People like That Guy hide in their phones, opting to see the newest update on Facebook rather than addressing the server taking their order. If you walk onto any given bus, I can guarantee that at least half of the vehicle’s occupants are nothing more than That Guy.
They are slaves to their screens. If they were to lose their phones, they would turn into a nervous wreck.
What do other people see when you are looking at your phone?
Perhaps you use your devices to catch up on the news or read a book. But what I see is someone so absorbed that they shouldn’t be bothered. If I saw you holding a physical book or newspaper, it would open up the path to conversation.
“What book are you reading? Did you hear about what happened?”
I have had some fantastic discussions with total strangers due to acknowledging something. Some of these people have grown from strangers to friends. Yet none of those conversations started with, “What’s on your screen?” Because that would be considered intrusive.
That Guy may even be so captivated by their phone that they are glued to it in the presence of company; be that a family gathering, an outing with friends, or even a date.
I’m not saying you can’t check your phone in emergencies, by all means. However, when you stare at a screen instead of enjoying the time you have with those you care about, you are essentially saying, “My Twitter is more interesting than you are.”
Maybe it’s the truth.
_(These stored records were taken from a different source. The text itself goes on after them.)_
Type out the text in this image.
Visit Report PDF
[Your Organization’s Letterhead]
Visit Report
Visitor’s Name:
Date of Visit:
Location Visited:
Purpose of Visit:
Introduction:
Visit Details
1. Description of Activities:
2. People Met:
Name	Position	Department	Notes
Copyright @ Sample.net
Maybe your Twitter is more interesting than the people in your surroundings. Maybe you don’t even care much for the people you are with. Even if that’s the case, it is very rude to opt for your device instead of human interaction.
There is a time and a place for checking your social media and browsing the Internet, and I’m not trying to shame those who enjoy it. Yet it is also important to practice some self-control and to balance your usage with some genuine interactions. After all, they make for better memories than the 16GB on your iPhone.